La bozza del DDL Cybersecurity prevede pene più severe per alcuni reati informatici, multe onerose per chi detiene o fornisce programmi per danneggiare i sistemi informatici, sanzioni per i ritardi nelle segnalazioni e per i mancati adeguamenti.
DDL Cybersecurity: da 2 a 10 anni di reclusione per chi commette reati informatici
Il 25 gennaio scorso è approdato sul tavolo del Consiglio dei Ministri il DDL Cybersecurity, il nuovo regolamento in materia di cybersicurezza e Intelligenza Artificiale. La bozza del disegno di legge, al vaglio del CDM, si propone l’obiettivo di inasprire le sanzioni per chi commette reati informatici. In linea generale, con il provvedimento s’intende aumentare il numero degli anni di reclusione, in alcuni casi, e l’importo delle sanzioni pecuniarie, in altri.

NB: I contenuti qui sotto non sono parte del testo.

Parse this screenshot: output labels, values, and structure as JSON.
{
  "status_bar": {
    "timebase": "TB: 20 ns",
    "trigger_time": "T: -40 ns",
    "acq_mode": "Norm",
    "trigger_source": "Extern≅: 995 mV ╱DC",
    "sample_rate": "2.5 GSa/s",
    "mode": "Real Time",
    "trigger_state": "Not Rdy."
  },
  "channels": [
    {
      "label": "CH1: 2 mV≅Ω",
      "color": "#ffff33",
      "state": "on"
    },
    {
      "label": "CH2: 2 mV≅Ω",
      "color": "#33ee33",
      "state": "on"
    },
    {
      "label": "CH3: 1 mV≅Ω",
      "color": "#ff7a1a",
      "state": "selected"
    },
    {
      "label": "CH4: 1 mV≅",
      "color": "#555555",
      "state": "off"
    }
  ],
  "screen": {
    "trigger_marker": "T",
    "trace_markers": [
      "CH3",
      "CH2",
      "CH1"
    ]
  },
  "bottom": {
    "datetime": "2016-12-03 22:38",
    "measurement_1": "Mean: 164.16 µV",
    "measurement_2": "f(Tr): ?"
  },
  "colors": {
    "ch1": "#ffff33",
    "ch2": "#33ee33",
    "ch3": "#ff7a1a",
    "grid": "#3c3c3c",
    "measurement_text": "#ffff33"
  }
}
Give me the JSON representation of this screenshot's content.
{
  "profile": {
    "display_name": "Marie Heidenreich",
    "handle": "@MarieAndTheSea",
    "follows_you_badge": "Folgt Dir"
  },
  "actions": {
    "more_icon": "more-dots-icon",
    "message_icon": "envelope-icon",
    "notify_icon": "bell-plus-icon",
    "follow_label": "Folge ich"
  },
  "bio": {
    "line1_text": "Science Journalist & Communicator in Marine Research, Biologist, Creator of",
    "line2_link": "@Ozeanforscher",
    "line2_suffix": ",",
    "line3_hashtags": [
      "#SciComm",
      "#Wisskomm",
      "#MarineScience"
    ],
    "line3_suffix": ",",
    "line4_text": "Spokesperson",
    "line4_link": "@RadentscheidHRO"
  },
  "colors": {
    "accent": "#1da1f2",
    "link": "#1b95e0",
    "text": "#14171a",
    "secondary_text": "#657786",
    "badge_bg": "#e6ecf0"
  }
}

Entrando nel merito, il DDL Cybersecurity estende da 2 a 10 anni di reclusione la pena per alcuni reati informatici, attualmente fissata a un massimo di 5 anni. Se i crimini commessi riguardano “sistemi informatici o telematici di interesse militare o relativi all’ordine pubblico o alla sicurezza pubblica o alla sanità o alla protezione civile o comunque di interesse pubblico”, la pena si estende ulteriormente fino a un massimo di 12 anni di carcere.
Il testo, inoltre, prevede che la sanzione si applichi anche se dal fatto derivi “la sottrazione, anche mediante riproduzione o trasmissione, o l’inaccessibilità al titolare” del sistema, oltre alle ipotesi già previste dal codice penale di “distruzione o danneggiamento del sistema o l’interruzione totale o parziale del suo funzionamento, ovvero la distruzione o il danneggiamento dei dati, delle informazioni o dei programmi in esso contenuti”. Sono previste pene anche per chi detiene o fornisce programmi per danneggiare i sistemi informatici. In questo caso, si arriva fino a 2 anni di reclusione e una multa da 10.329 euro.
Fino a 6 anni di reclusione per le intercettazioni
Il DDL Cybersecurity si è espresso anche a riguardo dei reati di “detenzione, diffusione e installazione abusiva di apparecchiature e altri mezzi atti a intercettare, impedire o interrompere comunicazioni o conversazioni telegrafiche o telefoniche”. In questo caso, è prevista la reclusione da 2 a 6 anni se il fatto è commesso da un pubblico ufficiale o da un addetto al pubblico servizio o da chi esercita, anche abusivamente, la professione di investigatore privato.
Sempre in materia di intercettazioni, si propone di modificare l’articolo 617-quater che punisce “chiunque fraudolentemente intercetta comunicazioni relative a un sistema informatico o telematico o intercorrenti tra più sistemi, ovvero le impedisce o le interrompe”. In particolare, nelle ipotesi in cui si può procedere d’ufficio, si applica la pena della reclusione da 4 a 10 anni, e non più da 3 a 8 anni.
Sanzioni in caso di mancate segnalazioni
Secondo la proposta di legge, le Pubbliche amministrazioni centrali, le Regioni, i Comuni, le Asl e le aziende del trasporto pubblico locale devono notificare, entro 24 ore da quando ne sono venuti a conoscenza, gli incidenti informatici subiti dai loro sistemi. In caso di ritardi, l’Agenzia per la cybersicurezza nazionale (ACN) può avviare delle ispezioni e, se l’inosservanza si ripete, applicare una multa da 25 mila a 125 mila euro. Sono previste sanzioni anche per le PA che non si adeguano alle indicazioni dell’Agenzia sulle vulnerabilità a cui sono esposte.
Infine, il DDL Cybersecurity prevede sconti di pena fino a due terzi per gli hacker che aiuteranno le forze dell’ordine e l’autorità giudiziaria, nonché la promozione di iniziative per la valorizzazione dell’Intelligenza Artificiale nelle funzioni dell’ACN.